Atlético Madryt jest bardzo bliskie spłaty zobowiązań wobec hiszpańskiego organu podatkowego. W 2017 roku ma nastąpić uregulowanie wszystkich zaległości, a jeszcze 5 lat temu kwota, którą klub był winien Haciendzie wynosiła aż 200 milionów €.
Sytuacja ekonomiczna Rojiblancos w ostatnich latach uległa znacznej poprawie, a kilka lat temu włodarze zawarli porozumienie z Urzędem Podatkowym, które zakładało stopniowe zmniejszanie zadłużenia z ostateczną spłatą zaplanowaną na październik przyszłego roku. Oprócz zobowiązań podatkowych Atlético ma również zadłużenie rzędu 250 mln € wobec innych podmiotów, w tym banków, jednak to skarbówka jest najbardziej palącym problemem.
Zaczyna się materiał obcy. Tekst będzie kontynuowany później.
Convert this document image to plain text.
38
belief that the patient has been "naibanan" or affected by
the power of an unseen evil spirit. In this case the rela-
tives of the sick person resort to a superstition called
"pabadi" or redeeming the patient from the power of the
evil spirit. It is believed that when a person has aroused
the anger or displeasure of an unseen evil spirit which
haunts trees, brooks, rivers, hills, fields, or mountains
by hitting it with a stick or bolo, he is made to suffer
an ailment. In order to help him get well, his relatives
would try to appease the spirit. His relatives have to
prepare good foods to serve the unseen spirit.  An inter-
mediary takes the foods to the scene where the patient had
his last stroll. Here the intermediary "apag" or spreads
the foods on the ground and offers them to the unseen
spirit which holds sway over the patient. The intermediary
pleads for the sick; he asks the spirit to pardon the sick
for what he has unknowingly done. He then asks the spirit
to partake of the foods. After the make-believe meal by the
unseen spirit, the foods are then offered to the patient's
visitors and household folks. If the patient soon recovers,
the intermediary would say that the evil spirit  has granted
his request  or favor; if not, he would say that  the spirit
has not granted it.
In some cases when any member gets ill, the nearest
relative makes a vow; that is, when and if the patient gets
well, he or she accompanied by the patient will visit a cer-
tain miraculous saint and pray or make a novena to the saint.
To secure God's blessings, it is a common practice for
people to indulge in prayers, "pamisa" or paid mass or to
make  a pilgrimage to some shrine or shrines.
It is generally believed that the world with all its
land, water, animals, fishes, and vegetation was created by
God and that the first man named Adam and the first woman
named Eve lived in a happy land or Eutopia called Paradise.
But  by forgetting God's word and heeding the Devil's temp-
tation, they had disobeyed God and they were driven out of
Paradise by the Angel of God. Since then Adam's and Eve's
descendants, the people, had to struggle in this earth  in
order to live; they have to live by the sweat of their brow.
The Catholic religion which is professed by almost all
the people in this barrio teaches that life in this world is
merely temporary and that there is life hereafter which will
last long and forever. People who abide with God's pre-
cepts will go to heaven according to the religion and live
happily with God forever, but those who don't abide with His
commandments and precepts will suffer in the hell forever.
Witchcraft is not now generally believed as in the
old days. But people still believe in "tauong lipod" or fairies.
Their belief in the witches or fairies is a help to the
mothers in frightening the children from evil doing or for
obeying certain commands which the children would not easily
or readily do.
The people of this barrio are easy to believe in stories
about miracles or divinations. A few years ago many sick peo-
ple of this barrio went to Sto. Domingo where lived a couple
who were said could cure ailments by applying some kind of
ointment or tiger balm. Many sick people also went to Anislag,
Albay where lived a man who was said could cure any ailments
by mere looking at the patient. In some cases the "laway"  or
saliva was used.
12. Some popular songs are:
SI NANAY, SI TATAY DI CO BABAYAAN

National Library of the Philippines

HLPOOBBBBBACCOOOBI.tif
Klub znad Manzanares uważa, że sytuacja finansowa jest bardzo dobra, a ma być jeszcze lepsza ponieważ szacunkowe dochody w tym sezonie wyniosą 240 mln €, a w przyszłym mają wzrosnąć do 280 mln €. Regularna gra w Lidze Mistrzów jest główną przyczyną coraz stabilniejszych finansów i dzięki temu Colchoneros nie są już zmuszeni sprzedawać najlepszych graczy jedynie w celu łatania budżetu.